Tumors of the Eyelid
Things Your Surgeon Will Consider
There are many considerations that your surgeon will weigh before recommending a specific reconstructive procedure. Important factors include the location, size and age of the eyelid defect as well as blood supply to the area and the integrity of the local tissues. These and other issues will inform your surgeon’s course of action which may focus on your eyelid’s vertical tension, horizontal tension or canthal fixation.

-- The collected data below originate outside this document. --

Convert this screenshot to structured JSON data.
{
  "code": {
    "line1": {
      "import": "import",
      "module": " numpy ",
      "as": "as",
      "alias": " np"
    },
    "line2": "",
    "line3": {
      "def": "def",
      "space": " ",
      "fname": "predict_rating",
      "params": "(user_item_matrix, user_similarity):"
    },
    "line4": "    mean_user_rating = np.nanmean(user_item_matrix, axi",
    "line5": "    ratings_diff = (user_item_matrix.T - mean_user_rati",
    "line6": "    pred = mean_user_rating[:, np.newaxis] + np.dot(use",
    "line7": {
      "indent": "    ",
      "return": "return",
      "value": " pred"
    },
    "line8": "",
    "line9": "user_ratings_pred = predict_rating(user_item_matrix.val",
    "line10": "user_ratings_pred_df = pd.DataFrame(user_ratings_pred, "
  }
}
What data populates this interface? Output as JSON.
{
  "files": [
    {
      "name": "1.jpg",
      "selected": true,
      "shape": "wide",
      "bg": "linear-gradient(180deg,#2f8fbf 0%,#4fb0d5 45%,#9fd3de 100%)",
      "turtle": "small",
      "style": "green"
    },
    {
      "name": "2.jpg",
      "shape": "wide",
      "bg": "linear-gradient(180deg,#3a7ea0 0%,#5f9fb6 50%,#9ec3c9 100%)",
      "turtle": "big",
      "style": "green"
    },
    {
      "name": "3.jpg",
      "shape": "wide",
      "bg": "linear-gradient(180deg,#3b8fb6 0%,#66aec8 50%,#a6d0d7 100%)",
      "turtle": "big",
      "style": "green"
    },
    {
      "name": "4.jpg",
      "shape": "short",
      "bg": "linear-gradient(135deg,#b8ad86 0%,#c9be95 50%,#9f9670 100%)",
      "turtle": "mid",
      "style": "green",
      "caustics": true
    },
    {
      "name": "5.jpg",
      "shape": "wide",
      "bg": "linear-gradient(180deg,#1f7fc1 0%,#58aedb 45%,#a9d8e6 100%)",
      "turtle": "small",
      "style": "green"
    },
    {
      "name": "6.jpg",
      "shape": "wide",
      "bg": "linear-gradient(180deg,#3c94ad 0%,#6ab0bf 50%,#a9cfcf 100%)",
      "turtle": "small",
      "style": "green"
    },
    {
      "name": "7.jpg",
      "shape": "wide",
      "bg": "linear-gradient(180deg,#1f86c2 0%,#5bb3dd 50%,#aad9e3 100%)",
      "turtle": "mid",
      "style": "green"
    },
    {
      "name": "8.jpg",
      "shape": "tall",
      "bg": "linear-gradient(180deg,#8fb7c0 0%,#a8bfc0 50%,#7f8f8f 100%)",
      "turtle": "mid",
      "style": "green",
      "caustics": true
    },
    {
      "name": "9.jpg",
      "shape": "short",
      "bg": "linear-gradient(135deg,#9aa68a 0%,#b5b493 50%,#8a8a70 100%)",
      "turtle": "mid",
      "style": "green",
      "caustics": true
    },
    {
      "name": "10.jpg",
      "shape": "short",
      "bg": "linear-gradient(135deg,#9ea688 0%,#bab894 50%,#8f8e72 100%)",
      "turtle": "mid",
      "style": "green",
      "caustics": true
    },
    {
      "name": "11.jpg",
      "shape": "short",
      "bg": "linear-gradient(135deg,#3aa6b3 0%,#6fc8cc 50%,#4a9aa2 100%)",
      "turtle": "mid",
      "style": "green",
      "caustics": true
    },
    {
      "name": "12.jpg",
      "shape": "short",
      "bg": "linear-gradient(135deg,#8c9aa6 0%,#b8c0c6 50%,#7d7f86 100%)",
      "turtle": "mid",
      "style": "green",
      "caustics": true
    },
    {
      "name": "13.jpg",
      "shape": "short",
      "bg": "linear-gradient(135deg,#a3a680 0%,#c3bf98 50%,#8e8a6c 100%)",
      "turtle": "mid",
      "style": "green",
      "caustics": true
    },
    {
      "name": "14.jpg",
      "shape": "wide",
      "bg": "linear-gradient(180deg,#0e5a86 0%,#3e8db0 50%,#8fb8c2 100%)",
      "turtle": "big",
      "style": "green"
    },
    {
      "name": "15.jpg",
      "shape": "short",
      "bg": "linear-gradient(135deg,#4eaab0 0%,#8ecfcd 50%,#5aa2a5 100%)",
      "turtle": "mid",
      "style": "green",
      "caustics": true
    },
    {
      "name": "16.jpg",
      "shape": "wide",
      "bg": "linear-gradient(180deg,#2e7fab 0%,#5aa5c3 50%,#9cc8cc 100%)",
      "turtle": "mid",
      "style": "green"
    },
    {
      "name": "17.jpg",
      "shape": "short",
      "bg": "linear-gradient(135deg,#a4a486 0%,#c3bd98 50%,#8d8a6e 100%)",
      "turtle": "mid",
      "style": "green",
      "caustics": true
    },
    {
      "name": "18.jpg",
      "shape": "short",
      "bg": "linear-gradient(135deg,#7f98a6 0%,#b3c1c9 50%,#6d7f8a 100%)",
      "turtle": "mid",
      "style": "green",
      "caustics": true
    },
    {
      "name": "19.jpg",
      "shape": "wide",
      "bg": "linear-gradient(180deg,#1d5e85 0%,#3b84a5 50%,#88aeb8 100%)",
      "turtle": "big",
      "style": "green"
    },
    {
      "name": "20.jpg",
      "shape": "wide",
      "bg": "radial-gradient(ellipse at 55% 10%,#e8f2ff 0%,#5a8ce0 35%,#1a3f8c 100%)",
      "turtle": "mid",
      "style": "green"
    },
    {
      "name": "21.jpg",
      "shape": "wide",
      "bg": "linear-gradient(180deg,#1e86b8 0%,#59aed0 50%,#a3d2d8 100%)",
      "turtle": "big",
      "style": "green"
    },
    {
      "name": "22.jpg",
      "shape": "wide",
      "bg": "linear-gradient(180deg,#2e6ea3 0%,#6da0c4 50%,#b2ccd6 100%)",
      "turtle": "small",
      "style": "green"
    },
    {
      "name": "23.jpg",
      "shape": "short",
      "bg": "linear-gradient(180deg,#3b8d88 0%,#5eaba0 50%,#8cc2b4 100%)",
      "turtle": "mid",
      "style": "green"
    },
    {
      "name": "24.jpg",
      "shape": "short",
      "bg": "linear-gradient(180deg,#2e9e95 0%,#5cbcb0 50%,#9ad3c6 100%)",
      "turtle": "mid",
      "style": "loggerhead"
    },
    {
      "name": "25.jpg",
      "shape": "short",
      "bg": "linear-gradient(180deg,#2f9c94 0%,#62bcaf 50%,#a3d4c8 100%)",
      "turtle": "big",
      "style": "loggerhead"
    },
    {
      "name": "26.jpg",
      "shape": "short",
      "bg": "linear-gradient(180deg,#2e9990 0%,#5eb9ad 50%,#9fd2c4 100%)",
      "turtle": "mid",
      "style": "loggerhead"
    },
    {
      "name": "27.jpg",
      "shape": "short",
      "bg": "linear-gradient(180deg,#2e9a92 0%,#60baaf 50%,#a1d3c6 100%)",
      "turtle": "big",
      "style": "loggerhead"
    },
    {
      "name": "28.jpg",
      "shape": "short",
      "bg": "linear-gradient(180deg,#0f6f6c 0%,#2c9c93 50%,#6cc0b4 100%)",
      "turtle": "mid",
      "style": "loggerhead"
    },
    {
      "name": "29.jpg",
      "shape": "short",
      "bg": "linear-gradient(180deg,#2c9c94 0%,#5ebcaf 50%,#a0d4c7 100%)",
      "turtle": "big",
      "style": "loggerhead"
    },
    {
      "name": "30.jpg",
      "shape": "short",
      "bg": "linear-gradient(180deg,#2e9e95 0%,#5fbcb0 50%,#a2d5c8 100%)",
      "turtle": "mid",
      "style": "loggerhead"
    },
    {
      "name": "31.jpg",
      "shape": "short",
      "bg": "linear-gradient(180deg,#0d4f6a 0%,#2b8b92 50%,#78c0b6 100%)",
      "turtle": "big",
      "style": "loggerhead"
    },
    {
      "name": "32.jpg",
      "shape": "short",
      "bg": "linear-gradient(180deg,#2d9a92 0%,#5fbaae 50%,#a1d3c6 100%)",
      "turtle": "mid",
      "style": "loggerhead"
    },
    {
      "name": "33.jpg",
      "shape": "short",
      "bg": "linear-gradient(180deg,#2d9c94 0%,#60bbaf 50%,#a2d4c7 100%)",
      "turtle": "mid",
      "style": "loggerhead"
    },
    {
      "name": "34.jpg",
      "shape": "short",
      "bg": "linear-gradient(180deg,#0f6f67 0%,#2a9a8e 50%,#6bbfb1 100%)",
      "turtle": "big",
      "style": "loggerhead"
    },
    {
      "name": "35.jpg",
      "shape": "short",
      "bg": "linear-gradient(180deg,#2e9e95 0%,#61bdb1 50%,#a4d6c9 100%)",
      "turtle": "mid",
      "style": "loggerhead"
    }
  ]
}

Reconstructive Surgery Options
Limited Eyelid Damage
Damage that does not exceed one-third of your eyelid can usually be addressed by what is called primary closure. More complex though limited defects can be addressed by a restricted procedure called superior cantholysis. During this surgery, a minor incision is made, separating the skin and then freeing the orbital septum to close the defect. Calvert Ophthalmology Center will help ensure you get the best care every step of the way.
Moderate Eyelid Damage
When damage exists on your eyelid and affects between one-third and one-half of the lid, your surgeon may perform a Tenzel semicircular rotation flap. During this advanced procedure, your surgeon will accomplish a lateral canthotomy and then cut and rotate a flap of skin at the lateral canthus. Silk, nylon and polyester sutures will be used to aid recovery as the skin on your eyelids heals naturally.
Major Eyelid Damage
When damage exists within an area greater than half of your eyelid, your surgeon must repair the posterior lamella using a skin graft and then use the above-mentioned procedures to address the defect. The graft may come from your undamaged eyelid or another commonly used body source. Regenerative Tissue Matrix (AlloDerm) may also be used. Healing usually requires between six and eight weeks, and you will be unable to see out of the affected eye. Follow-up procedures can address cosmetic and use-related results.